CF1990B Array Craft

For an array $ b $ of size $ m $ , we define: - the maximum prefix position of $ b $ is the smallest index $ i $ that satisfies $ b_1+\ldots+b_i=\max_{j=1}^{m}(b_1+\ldots+b_j) $ ; - the maximum suffix position of $ b $ is the largest index $ i $ that satisfies $ b_i+\ldots+b_m=\max_{j=1}^{m}(b_j+\ldots+b_m) $ . You are given three integers $ n $ , $ x $ , and $ y $ ( $ x > y $ ). Construct an array $ a $ of size $ n $ satisfying: - $ a_i $ is either $ 1 $ or $ -1 $ for all $ 1 \le i \le n $ ; - the maximum prefix position of $ a $ is $ x $ ; - the maximum suffix position of $ a $ is $ y $ . If there are multiple arrays that meet the conditions, print any.

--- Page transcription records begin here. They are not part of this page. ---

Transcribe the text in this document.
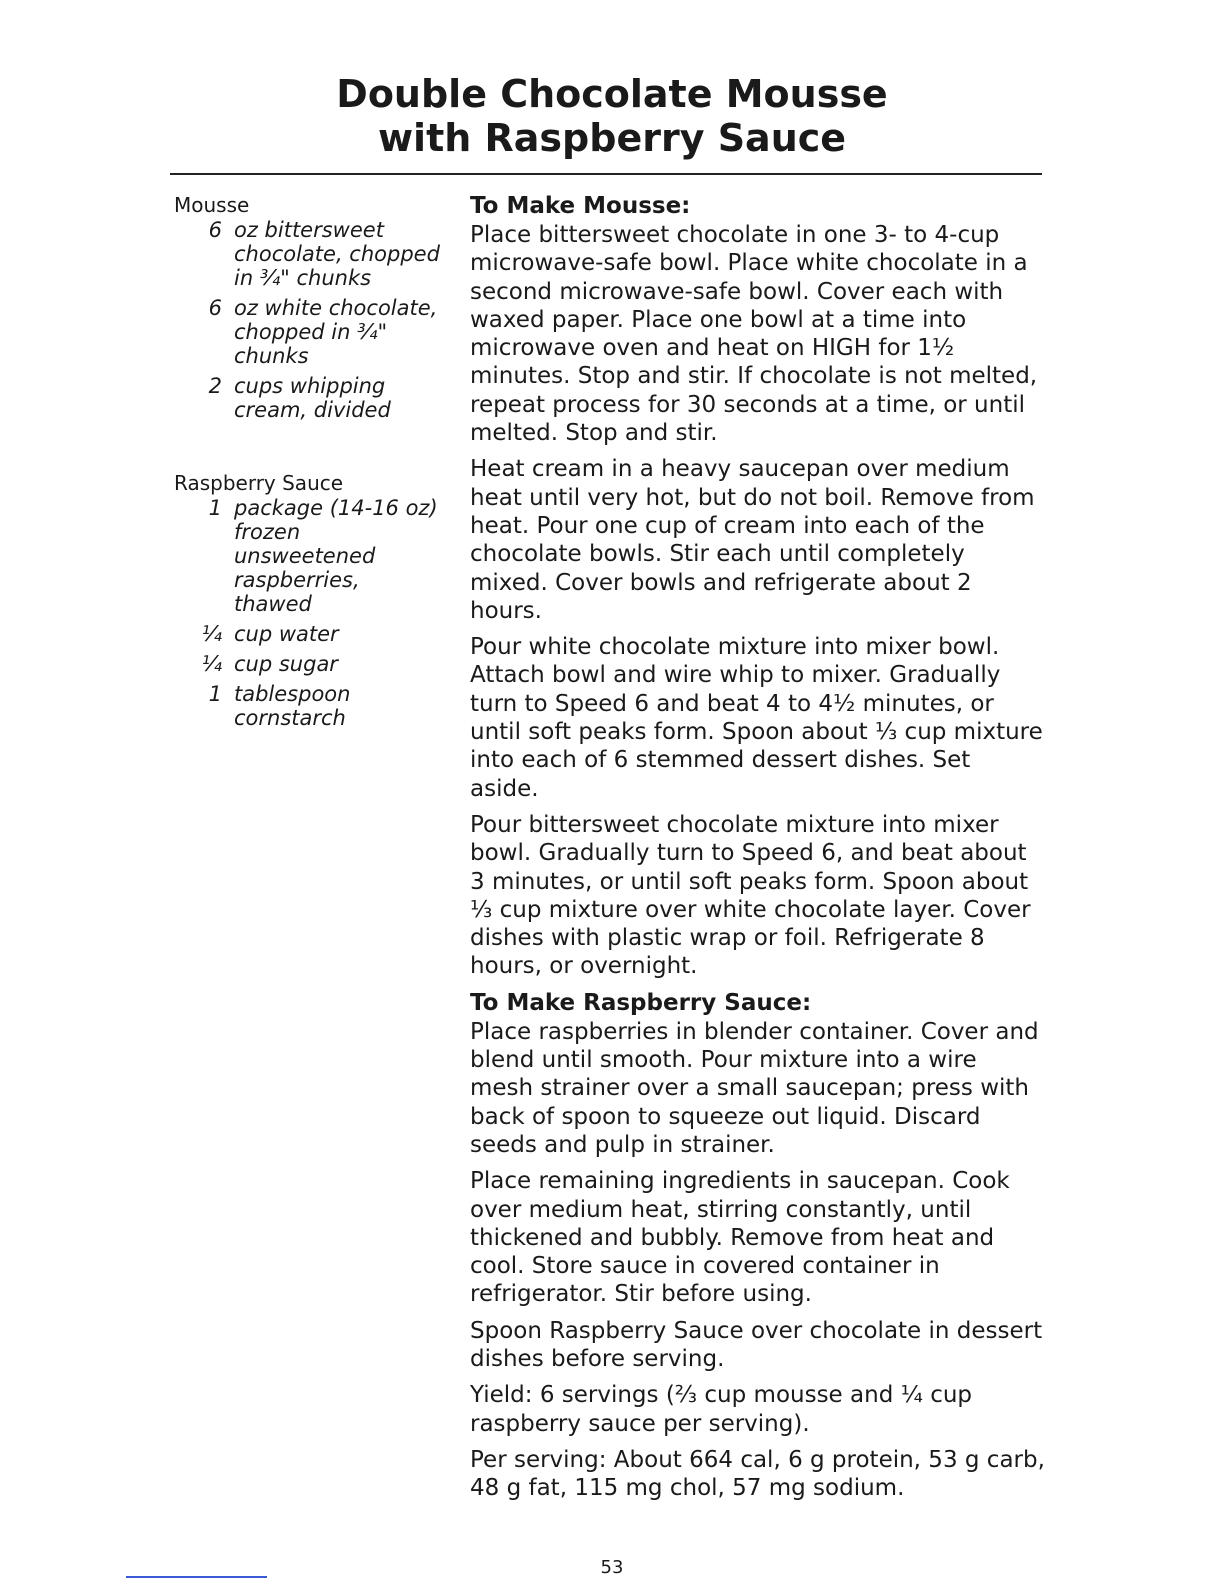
Double Chocolate Mousse
with Raspberry Sauce
Mousse
6 oz bittersweet chocolate, chopped in ¾" chunks
6 oz white chocolate, chopped in ¾" chunks
2 cups whipping cream, divided
Raspberry Sauce
1 package (14-16 oz) frozen unsweetened raspberries, thawed
¼ cup water
¼ cup sugar
1 tablespoon cornstarch
To Make Mousse:

Place bittersweet chocolate in one 3- to 4-cup microwave-safe bowl. Place white chocolate in a second microwave-safe bowl. Cover each with waxed paper. Place one bowl at a time into microwave oven and heat on HIGH for 1½ minutes. Stop and stir. If chocolate is not melted, repeat process for 30 seconds at a time, or until melted. Stop and stir.

Heat cream in a heavy saucepan over medium heat until very hot, but do not boil. Remove from heat. Pour one cup of cream into each of the chocolate bowls. Stir each until completely mixed. Cover bowls and refrigerate about 2 hours.

Pour white chocolate mixture into mixer bowl. Attach bowl and wire whip to mixer. Gradually turn to Speed 6 and beat 4 to 4½ minutes, or until soft peaks form. Spoon about ⅓ cup mixture into each of 6 stemmed dessert dishes. Set aside.

Pour bittersweet chocolate mixture into mixer bowl. Gradually turn to Speed 6, and beat about 3 minutes, or until soft peaks form. Spoon about ⅓ cup mixture over white chocolate layer. Cover dishes with plastic wrap or foil. Refrigerate 8 hours, or overnight.

To Make Raspberry Sauce:

Place raspberries in blender container. Cover and blend until smooth. Pour mixture into a wire mesh strainer over a small saucepan; press with back of spoon to squeeze out liquid. Discard seeds and pulp in strainer.

Place remaining ingredients in saucepan. Cook over medium heat, stirring constantly, until thickened and bubbly. Remove from heat and cool. Store sauce in covered container in refrigerator. Stir before using.

Spoon Raspberry Sauce over chocolate in dessert dishes before serving.

Yield: 6 servings (⅔ cup mousse and ¼ cup raspberry sauce per serving).

Per serving: About 664 cal, 6 g protein, 53 g carb, 48 g fat, 115 mg chol, 57 mg sodium.

53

It can be proven that such an array always exists under the given conditions.

The first line contains an integer $ t $ ( $ 1 \leq t \leq 10^4 $ ) — the number of test cases. For each test case: - The only line contains three integers $ n $ , $ x $ , and $ y $ ( $ 2 \leq n \leq 10^5, 1 \le y \lt x \le n) $ . It is guaranteed that the sum of $ n $ over all test cases will not exceed $ 10^5 $ .

For each test case, output $ n $ space-separated integers $ a_1, a_2, \ldots, a_n $ in a new line.

In the second test case, - $ i=x=4 $ is the smallest index that satisfies $ a_1+\ldots +a_i=\max_{j=1}^{n}(a_1+\ldots+a_j)=2 $ ; - $ i=y=3 $ is the greatest index that satisfies $ a_i+\ldots +a_n=\max_{j=1}^{n}(a_j+\ldots+a_n)=2 $ . Thus, the array $ a=[1,-1,1,1] $ is considered correct.